From the white heat of technology to the white-out of a Finnish winter, the Formula 1 champion could hardly have had a more challenging contrast
Writer: Anthony Peacock
Rovaniemi, a small town right on the Arctic Circle in northern Finland, is a far from hospitable place at the end of January. The outside temperature tends to hover at minus 30C, and the sun shines for just four hours a day.
A strange place, then, to find a former double Formula 1 World Champion; but Mika Hakkinen retired from grand prix racing with several ambitions still unfulfilled in motorsport. One of them was to go rallying – which took him to Rovaniemi in January 2003.

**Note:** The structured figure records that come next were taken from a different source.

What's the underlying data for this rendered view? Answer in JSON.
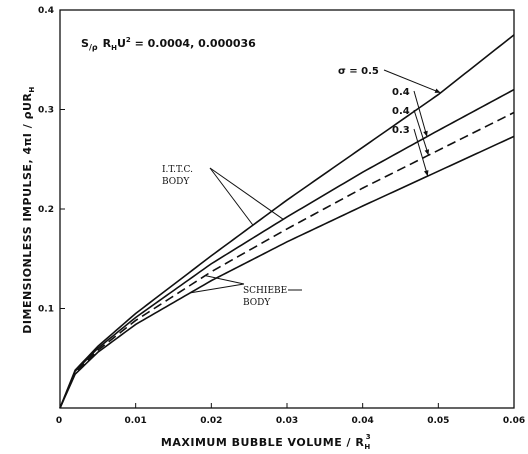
{
  "chart_data": {
    "type": "line",
    "title": "",
    "xlabel": "MAXIMUM BUBBLE VOLUME / R_H^3",
    "ylabel": "DIMENSIONLESS IMPULSE, 4πI / ρUR_H",
    "xlim": [
      0,
      0.06
    ],
    "ylim": [
      0,
      0.4
    ],
    "x_ticks": [
      {
        "value": 0,
        "label": "0"
      },
      {
        "value": 0.01,
        "label": "0.01"
      },
      {
        "value": 0.02,
        "label": "0.02"
      },
      {
        "value": 0.03,
        "label": "0.03"
      },
      {
        "value": 0.04,
        "label": "0.04"
      },
      {
        "value": 0.05,
        "label": "0.05"
      },
      {
        "value": 0.06,
        "label": "0.06"
      }
    ],
    "y_ticks": [
      {
        "value": 0.1,
        "label": "0.1"
      },
      {
        "value": 0.2,
        "label": "0.2"
      },
      {
        "value": 0.3,
        "label": "0.3"
      },
      {
        "value": 0.4,
        "label": "0.4"
      }
    ],
    "grid": false,
    "parameter_text": "S/ρ R_H U² = 0.0004, 0.000036",
    "series": [
      {
        "name": "σ = 0.5",
        "dash": "solid",
        "x": [
          0,
          0.002,
          0.005,
          0.01,
          0.02,
          0.03,
          0.04,
          0.05,
          0.06
        ],
        "y": [
          0,
          0.038,
          0.062,
          0.095,
          0.153,
          0.209,
          0.262,
          0.315,
          0.375
        ]
      },
      {
        "name": "0.4",
        "dash": "solid",
        "x": [
          0,
          0.002,
          0.005,
          0.01,
          0.02,
          0.03,
          0.04,
          0.05,
          0.06
        ],
        "y": [
          0,
          0.037,
          0.06,
          0.091,
          0.145,
          0.192,
          0.237,
          0.279,
          0.32
        ]
      },
      {
        "name": "0.4",
        "dash": "dashed",
        "x": [
          0,
          0.002,
          0.005,
          0.01,
          0.02,
          0.03,
          0.04,
          0.05,
          0.06
        ],
        "y": [
          0,
          0.035,
          0.058,
          0.088,
          0.137,
          0.18,
          0.221,
          0.259,
          0.297
        ]
      },
      {
        "name": "0.3",
        "dash": "solid",
        "x": [
          0,
          0.002,
          0.005,
          0.01,
          0.02,
          0.03,
          0.04,
          0.05,
          0.06
        ],
        "y": [
          0,
          0.034,
          0.056,
          0.084,
          0.128,
          0.167,
          0.203,
          0.238,
          0.273
        ]
      }
    ],
    "annotations": {
      "sigma_labels": [
        {
          "text": "σ = 0.5",
          "series": 0
        },
        {
          "text": "0.4",
          "series": 1
        },
        {
          "text": "0.4",
          "series": 2
        },
        {
          "text": "0.3",
          "series": 3
        }
      ],
      "ittc": {
        "line1": "I.T.T.C.",
        "line2": "BODY"
      },
      "schiebe": {
        "line1": "SCHIEBE",
        "line2": "BODY"
      }
    }
  }
}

The town has hosted the Arctic Rally since 1966: certainly the coldest motorsport event in the world. The rally crosses Lapland during two days, but stages are sometimes cancelled if there is a high risk of hypothermia for the marshals.
Like the Paris-Dakar, it is an epic adventure. “Finland is my home country, but also the home of rallying,” said Hakkinen. “I was always impressed by what my colleagues can do on snow and ice and I wanted to experience it for myself, so the Arctic Rally was a natural choice. It was for fun, rather than to start a new career, but I knew that with the team I had I needed to approach it in a professional way.”

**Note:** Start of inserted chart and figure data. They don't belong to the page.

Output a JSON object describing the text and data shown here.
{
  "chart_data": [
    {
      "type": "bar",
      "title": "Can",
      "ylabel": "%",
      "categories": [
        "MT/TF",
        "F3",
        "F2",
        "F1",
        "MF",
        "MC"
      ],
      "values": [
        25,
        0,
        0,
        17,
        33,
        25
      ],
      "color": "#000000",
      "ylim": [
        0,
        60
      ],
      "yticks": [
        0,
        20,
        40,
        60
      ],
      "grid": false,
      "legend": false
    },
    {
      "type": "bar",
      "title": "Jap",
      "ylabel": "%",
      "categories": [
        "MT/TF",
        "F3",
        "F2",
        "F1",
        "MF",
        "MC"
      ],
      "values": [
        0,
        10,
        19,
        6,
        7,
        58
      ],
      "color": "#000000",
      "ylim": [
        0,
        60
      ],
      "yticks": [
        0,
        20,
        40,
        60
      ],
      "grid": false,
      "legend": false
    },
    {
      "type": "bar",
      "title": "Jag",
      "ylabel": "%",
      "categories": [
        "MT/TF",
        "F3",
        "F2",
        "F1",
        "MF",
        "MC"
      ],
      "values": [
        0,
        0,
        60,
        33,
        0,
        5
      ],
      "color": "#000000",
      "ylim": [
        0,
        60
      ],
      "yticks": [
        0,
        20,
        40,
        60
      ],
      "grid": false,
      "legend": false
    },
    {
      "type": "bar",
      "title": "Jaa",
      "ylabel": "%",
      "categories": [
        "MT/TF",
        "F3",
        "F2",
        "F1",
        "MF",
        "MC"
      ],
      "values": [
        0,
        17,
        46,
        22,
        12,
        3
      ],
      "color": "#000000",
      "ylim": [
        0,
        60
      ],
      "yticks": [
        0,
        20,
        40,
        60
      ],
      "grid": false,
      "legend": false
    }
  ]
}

The links between Mercedes and DaimlerChrysler led Hakkinen to Mitsubishi, which is owned by the German/US conglomerate. At the time Mitsubishi was running a top-flight rally team, so everything quickly fell into place, according to the company’s experienced test driver Lasse Lampi.
He remembered: “We were certainly expecting to have to pull Mika out of a few ditches, but right from the start he was very impressive. I sat with him during his first tests, and I expected him to be revving the engine like hell, like all racing drivers. But he quickly learnt that all the torque was low down, so he stuck to low revs. I realised then he could do the job.”

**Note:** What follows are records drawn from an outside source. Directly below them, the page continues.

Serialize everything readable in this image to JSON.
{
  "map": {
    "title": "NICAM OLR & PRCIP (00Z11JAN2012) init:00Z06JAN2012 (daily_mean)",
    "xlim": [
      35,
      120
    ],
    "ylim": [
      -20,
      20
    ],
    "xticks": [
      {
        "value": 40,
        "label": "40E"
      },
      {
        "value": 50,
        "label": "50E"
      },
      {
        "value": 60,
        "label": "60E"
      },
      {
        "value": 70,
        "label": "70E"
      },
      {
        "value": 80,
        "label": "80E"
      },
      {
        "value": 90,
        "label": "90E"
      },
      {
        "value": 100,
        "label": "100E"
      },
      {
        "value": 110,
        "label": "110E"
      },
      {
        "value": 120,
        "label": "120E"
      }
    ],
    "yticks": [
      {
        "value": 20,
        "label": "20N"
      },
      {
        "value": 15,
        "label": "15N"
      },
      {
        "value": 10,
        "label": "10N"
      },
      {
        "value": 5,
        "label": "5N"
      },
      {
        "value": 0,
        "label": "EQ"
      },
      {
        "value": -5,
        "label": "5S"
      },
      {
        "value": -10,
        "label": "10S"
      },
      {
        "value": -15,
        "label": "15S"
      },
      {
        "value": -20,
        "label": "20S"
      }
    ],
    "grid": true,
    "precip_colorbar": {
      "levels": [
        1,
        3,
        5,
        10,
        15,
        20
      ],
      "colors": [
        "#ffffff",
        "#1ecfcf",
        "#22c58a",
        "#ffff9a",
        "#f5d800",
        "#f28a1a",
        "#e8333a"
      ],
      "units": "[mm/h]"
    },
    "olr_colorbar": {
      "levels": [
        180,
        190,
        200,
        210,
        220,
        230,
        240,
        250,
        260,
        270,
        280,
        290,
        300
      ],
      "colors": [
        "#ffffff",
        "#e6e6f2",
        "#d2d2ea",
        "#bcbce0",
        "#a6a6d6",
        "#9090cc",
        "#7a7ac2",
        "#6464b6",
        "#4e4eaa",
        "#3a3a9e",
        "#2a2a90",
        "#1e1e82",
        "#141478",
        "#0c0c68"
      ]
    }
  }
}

On the first day Hakkinen steered cleared of trouble, but he picked up his pace on day two until he collected a puncture, which cost him six minutes and dropped him to 43rd place.
“There was a corner marked ‘don’t cut’ in my pace notes, so of course we cut it,” remembered Hakkinen ruefully. “We had to drive for 3km before we found a place to change the bloody thing.” Hakkinen’s trials were still not over. Just three stages later he encountered a herd of reindeer in the road – which had caused the retirement of the rally leader minutes earlier.
“If I thought the puncture was bad,” said Hakkinen, “meeting the reindeer was far worse…” Despite this, he managed to set some promising stage times and end the rally 30th overall, a result he described as a “personal victory”.
“It was one of the toughest and most tiring events I have done,” he added. “If you look at all the obstacles we had to overcome – snow, sun, darkness and reindeer – it was a fantastic achievement just to get to the finish.”
Strangely the experience did not put him off, as he decided to compete on the Arctic Rally the following year as well, and that time he finished seventh overall.